みやび
和人が声をかける暇を与えないようにするためか、楓雅は授業が終わる度に教室から居なくなった。
どんな転校生なのか、琉生に聞いてみようとしても、彼はクラスメイトに囲まれた後、その輪を抜け出し楓雅と同じように教室から居なくなってしまった。
転校生を案内するという仕事を全うするためだろうが、忙しそうで心配になる。
和人は和人で友人に掴まり、雑談に興じることしかできず、内心歯痒い思いをしていた。
「あ、みやびが表紙飾ってる」
「男だけど、可愛いよな。和人はどう思う?」
ぼんやりしていた和人は、友人に声を掛けられ我に返った。
和人の席に集まっている友人たちが、机の上にある雑誌を指差し、興味津々な表情で見詰めてきている。
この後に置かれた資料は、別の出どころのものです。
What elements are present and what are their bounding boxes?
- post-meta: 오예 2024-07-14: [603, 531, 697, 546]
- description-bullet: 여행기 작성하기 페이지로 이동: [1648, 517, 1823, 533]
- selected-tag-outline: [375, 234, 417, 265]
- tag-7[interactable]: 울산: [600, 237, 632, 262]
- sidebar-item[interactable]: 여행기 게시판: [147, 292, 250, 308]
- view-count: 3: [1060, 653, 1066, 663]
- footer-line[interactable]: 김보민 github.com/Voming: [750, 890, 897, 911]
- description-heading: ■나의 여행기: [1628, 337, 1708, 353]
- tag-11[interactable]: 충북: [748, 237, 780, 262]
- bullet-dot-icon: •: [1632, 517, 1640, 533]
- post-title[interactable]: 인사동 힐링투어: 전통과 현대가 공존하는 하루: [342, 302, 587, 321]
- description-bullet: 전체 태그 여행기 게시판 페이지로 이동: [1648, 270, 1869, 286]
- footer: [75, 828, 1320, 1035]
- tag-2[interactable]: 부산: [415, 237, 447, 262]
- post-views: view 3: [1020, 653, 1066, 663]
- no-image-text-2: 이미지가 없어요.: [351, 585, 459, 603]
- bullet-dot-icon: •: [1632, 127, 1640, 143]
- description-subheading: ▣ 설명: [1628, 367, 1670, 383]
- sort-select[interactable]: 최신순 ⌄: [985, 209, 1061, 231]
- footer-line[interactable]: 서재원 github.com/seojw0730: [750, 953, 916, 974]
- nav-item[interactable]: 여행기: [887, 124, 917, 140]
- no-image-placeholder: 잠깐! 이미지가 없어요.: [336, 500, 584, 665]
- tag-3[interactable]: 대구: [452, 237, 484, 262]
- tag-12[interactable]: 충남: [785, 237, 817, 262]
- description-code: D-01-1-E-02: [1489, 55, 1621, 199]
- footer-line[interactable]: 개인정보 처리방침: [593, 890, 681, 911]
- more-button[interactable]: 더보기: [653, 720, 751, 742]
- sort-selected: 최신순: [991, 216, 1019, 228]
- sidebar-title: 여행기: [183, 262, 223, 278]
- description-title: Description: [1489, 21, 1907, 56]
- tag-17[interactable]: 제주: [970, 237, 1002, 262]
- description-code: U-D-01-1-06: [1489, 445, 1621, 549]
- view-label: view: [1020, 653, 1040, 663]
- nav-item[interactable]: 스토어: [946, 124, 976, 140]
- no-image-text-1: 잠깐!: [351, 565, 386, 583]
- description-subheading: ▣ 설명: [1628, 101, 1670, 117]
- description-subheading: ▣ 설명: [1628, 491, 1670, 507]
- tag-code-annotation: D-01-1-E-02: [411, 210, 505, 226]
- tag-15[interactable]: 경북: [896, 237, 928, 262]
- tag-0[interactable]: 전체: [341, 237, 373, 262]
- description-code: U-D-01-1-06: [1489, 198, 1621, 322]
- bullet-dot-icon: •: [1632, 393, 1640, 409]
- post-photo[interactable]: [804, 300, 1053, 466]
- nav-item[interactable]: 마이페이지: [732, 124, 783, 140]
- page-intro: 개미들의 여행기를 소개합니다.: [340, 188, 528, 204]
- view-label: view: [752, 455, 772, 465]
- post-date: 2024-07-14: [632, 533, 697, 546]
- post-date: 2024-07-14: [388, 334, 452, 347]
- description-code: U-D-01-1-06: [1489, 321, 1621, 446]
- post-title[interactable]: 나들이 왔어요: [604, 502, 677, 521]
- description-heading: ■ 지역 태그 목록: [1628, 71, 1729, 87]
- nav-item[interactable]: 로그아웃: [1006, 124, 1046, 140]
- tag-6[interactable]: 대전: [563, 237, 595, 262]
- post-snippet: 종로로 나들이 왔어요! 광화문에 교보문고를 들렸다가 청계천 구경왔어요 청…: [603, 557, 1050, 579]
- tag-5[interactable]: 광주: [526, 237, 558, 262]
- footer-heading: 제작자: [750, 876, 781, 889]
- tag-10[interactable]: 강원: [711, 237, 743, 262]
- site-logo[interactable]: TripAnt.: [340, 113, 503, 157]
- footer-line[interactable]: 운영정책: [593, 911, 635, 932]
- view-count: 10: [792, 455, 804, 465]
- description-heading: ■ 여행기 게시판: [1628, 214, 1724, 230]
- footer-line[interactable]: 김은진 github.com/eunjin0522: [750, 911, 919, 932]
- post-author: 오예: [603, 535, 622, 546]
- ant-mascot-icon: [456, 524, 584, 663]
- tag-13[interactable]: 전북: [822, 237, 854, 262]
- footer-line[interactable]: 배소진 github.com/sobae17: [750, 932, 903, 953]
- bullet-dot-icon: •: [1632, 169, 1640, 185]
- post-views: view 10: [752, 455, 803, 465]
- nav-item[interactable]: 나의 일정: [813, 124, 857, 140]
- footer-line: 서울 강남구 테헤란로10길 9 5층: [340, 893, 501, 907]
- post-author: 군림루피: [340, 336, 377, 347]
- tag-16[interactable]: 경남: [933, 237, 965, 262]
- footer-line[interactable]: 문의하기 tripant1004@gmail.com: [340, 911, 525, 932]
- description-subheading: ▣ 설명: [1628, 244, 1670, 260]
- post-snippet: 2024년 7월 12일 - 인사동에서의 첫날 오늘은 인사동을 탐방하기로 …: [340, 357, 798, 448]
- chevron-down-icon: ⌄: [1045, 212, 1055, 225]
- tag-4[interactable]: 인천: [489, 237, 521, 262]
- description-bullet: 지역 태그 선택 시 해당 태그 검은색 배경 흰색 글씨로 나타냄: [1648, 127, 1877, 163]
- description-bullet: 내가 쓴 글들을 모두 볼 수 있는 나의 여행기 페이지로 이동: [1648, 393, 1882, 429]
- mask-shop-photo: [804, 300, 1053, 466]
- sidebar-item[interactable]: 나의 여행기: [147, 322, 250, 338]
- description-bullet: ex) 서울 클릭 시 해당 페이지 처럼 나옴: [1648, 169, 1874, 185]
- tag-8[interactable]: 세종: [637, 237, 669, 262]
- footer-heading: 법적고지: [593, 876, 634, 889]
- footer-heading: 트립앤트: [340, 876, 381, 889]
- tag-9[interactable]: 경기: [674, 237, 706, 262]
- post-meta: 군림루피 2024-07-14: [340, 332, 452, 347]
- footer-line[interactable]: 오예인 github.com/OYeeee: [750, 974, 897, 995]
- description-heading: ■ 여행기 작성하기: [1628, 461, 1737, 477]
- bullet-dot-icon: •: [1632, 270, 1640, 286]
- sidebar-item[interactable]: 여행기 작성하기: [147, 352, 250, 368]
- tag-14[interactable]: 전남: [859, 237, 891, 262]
雑誌に目をやると、さらさらの黒髪と丸い黒目が印象的な、色白の美少年がミステリアスな微笑を浮かべて、表紙を飾っていた。
幼少期からモデルとして活躍しているみやび。見掛ける度につくづく思う。
「いつ見ても存在感があるな。人目を惹くのに天性の才能を感じる」
友人たちが一瞬沈黙した。
「誰目線……?」
「和人はみやびの親なの?」
「俺はどう反応すればいい? 評価してるのは分かるけど、なんかそこじゃなくない?」
雑誌を見ながら、満足して頷いていると、友人たちから突っ込まれた。
それを受け流しながら、ふと何かが引っ掛かり眉を寄せる。
この顔……口元が……。
『カズ! なんで辞めるの!?』
幼少期の記憶が蘇る。幼いみやびが自身に詰め寄り縋りついてきた記憶。
その声と転校生の声が重なった気がした。
──まさか……いやいや、雅が転校してくる理由が分からない。名前も違った。別人だろう。
和人の少しの違和感を残して、話題は移り変わっていった。